Despite the reality of the antithesis between believers and unbelievers, God’s common grace restrains evil and allows for the possibility of excellence, in a corrupt and imperfect form. Even Christians have a battle between flesh and mind in themselves (Rom 7:23). Only grace allows us to do anything of excellence.

“What do you have that you did not receive?”, asks Paul (1 Cor 4:7). The answer is nothing. God gives us everything, whether believer or unbeliever. As Paul affirms in Acts 17:28, “In him we live and move and have our being.” Our very lives, activity, and being itself is from God. We are his offspring (cf. Acts 17:28), created in his image (Gen 1:27).

While some will sadly make enemies out of Christians, deceived by the devil and their own sin, Christians have a duty to remember “to stand against the schemes of the devil” (Eph 6:11).
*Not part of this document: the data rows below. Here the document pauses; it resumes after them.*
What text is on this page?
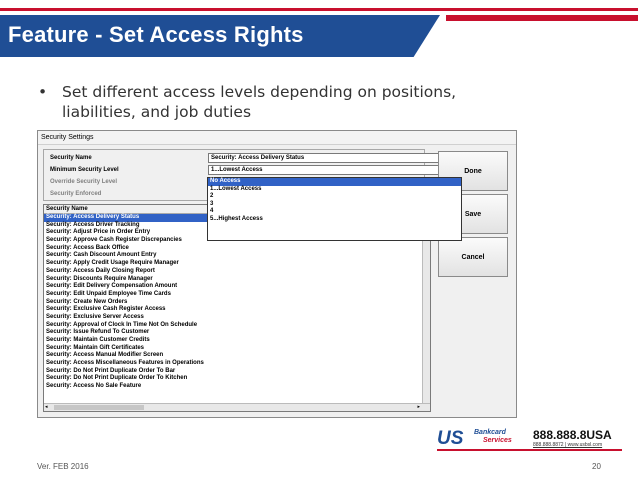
Feature - Set Access Rights
• Set different access levels depending on positions, liabilities, and job duties
Security Settings
Security Name
Minimum Security Level
Override Security Level
Security Enforced
Security: Access Delivery Status
1...Lowest Access
No Access
1...Lowest Access
2
3
4
5...Highest Access
Security Name
Security: Access Delivery Status
Security: Access Driver Tracking
Security: Adjust Price in Order Entry
Security: Approve Cash Register Discrepancies
Security: Access Back Office
Security: Cash Discount Amount Entry
Security: Apply Credit Usage Require Manager
Security: Access Daily Closing Report
Security: Discounts Require Manager
Security: Edit Delivery Compensation Amount
Security: Edit Unpaid Employee Time Cards
Security: Create New Orders
Security: Exclusive Cash Register Access
Security: Exclusive Server Access
Security: Approval of Clock In Time Not On Schedule
Security: Issue Refund To Customer
Security: Maintain Customer Credits
Security: Maintain Gift Certificates
Security: Access Manual Modifier Screen
Security: Access Miscellaneous Features in Operations
Security: Do Not Print Duplicate Order To Bar
Security: Do Not Print Duplicate Order To Kitchen
Security: Access No Sale Feature
◂	▸
Done
Save
Cancel
US Bankcard
Services 888.888.8USA
888.888.8872 | www.usbsl.com
Ver. FEB 2016	20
“For,” explains Paul, “ For we do not wrestle against flesh and blood, but against the rulers, against the authorities, against the cosmic powers over this present darkness, against the spiritual forces of evil in the heavenly places” (Eph 6:12).

This is not cherry-picking a Pauline passage. The Bible tells us from the start, who the enemy is. When the serpent invaded the holy grounds of the garden in Eden, he became the first and greatest enemy to the people of God.

God himself tells the serpent that he will be at odds with the whole human race, the seed of the woman: “I will put enmity between you and the woman, and between your offspring and her offspring” (Gen 3:15).[8] There is an antithesis between two groups of people. But those groups are the offspring of the serpent and the offspring of the woman—Satan and Eve, the mother of all living (Gen 3:20).

Now, I am not so naive that I cannot admit that we will have enemies in this life. My point is that they will declare us so. And we can admit that basic reality without forsaking the Christian ethic of loving our enemies.

Instead of hating our enemies, we battle the true enemy, that ancient foe, the great serpent and dragon, Satan. He is our true enemy. Our neighbours are to be loved, even when they are Samaritans.

The antithesis without common grace makes a devil out of our neighbour.

We should see all people as our neighbours, image-bearers, those worthy of our love because of Christ. We should be able to spot with Calvin the work of the Spirit—that spiritual grace which allows for excellence in others so that we can humbly learn from anyone. All truth is God’s truth.

 


[1] Common grace and the antithesis map unto traditional reformed categories as this episode of Grace in Common recently noted.

[2] These and other antitheses appear in Kuyper’s famous 1898 Stone Lectures, which he delivered at Princeton Theological Seminary.

[3] While this is true of all of his works, his little book Christian Worldview, highlights how aware he was of non-Christian thinking from Aristotle to Hegel (and more!).

[4] I follow the impulse of Herman Bavinck in his essay “Common Grace.” He highlights common grace by pointing to Genesis 4 (among other places), although the form and content of the argument above belong to me.

[5] Inst. 2.2.15.

[6] Inst. 2.2.16.

[7] “Common Grace,” 41.

[8] While I have known the two-seed idea for many years, I owe the insight of applying the antithesis to this biblical-theological theme to a discussion in this podcast.

Correction: An earlier version noted that the Grace in Common had two Bavinck scholars on it. The number is actually three: Cory Brock, Nathaniel Gray Sutanto, and James Eglington.